Many Wall Street veterans find the market’s surge hard to believe, and valuation measures show stocks to be quite expensive. But that was also true 1,000 Dow points ago, and anyone who got out then has missed a great few months.
Alan Greenspan, the chairman of the Federal Reserve Board, scared investors in December with talk of “irrational exuberance,” and then frightened them more by raising short-term interest rates a bit in February. But since then the Fed has backed off, and now there is confidence that it will do nothing to spoil the party.
“The question,” added Kerschner, “is what price you pay for perfection.” He thinks the price being paid now is dangerously high, and expects the Dow to suffer a 10 percent drop soon, something that has not happened to that index since 1990. It has never gone longer than that without such a pullback, but similar forecasts in recent years have always been wrong.

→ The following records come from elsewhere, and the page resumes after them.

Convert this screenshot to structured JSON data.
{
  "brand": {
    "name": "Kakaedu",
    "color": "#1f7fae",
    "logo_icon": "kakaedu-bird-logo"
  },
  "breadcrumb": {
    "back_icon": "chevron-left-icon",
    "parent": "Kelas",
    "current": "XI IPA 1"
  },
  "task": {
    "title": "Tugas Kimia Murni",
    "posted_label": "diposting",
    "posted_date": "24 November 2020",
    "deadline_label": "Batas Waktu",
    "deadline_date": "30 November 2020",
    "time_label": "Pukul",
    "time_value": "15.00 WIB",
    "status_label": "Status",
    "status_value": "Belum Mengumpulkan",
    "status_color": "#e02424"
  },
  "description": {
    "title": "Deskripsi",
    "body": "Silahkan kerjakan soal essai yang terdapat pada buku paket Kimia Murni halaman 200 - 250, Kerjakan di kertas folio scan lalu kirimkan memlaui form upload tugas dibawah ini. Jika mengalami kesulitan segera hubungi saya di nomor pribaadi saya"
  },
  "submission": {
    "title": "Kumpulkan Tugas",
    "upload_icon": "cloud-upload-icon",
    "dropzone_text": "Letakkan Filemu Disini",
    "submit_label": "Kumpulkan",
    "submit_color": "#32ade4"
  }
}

People do not care about value, Steve Leuthold, a Minneapolis-based analyst whose Leuthold Group closely monitors valuation, said Wednesday. “Individual investors don’t know price-to-book value, or any of those things,” he said. “They know prices are going up.” Given the market’s momentum and the strong demand for stocks, Leuthold’s market model is bullish, however, even with valuations looking to be very high.
Perhaps the most impressive aspect of the Dow’s ascent is its 50 percent climb since this time a year ago. Over the past half-century, there have been only three times when the market managed to show gains of as much as 47 percent over a 12-month period. Two of them, in 1982-83 and 1975-76, came as the market exploded out of severe bear markets that had been accompanied by recessions.
The only similar move in a market environment like this one - after a prolonged rise in stock prices - came in 1986-87. It was followed by the 1987 crash, but prices rallied, and within a couple of years the Dow was again setting new highs.
By some measurements, the current bull market can be traced to the 1982 low. By that definition, it will celebrate its 15th anniversary next month. Those 15 years have been better than any comparable period in American stock market history. The Dow is now more than 10 times as high as it was in 1982.
In a true bull market, bad news about a company can have only a transient effect. For example, Intel stock plunged in May, when the company warned that its second-quarter earnings would be disappointing. This week it reported earnings that were a bit better than the profits it had forecast in May, but still well below what analysts had expected before the May announcement. The stock zoomed up and hit a record high Wednesday. It has risen 25 percent since the end of June.
In that kind of market environment, the risk of not being in stocks seems to many investors to be much greater than the risk of being in them, regardless of whether valuations seem high. There is nothing apparent on the horizon that is likely to change that risk-reward calculation.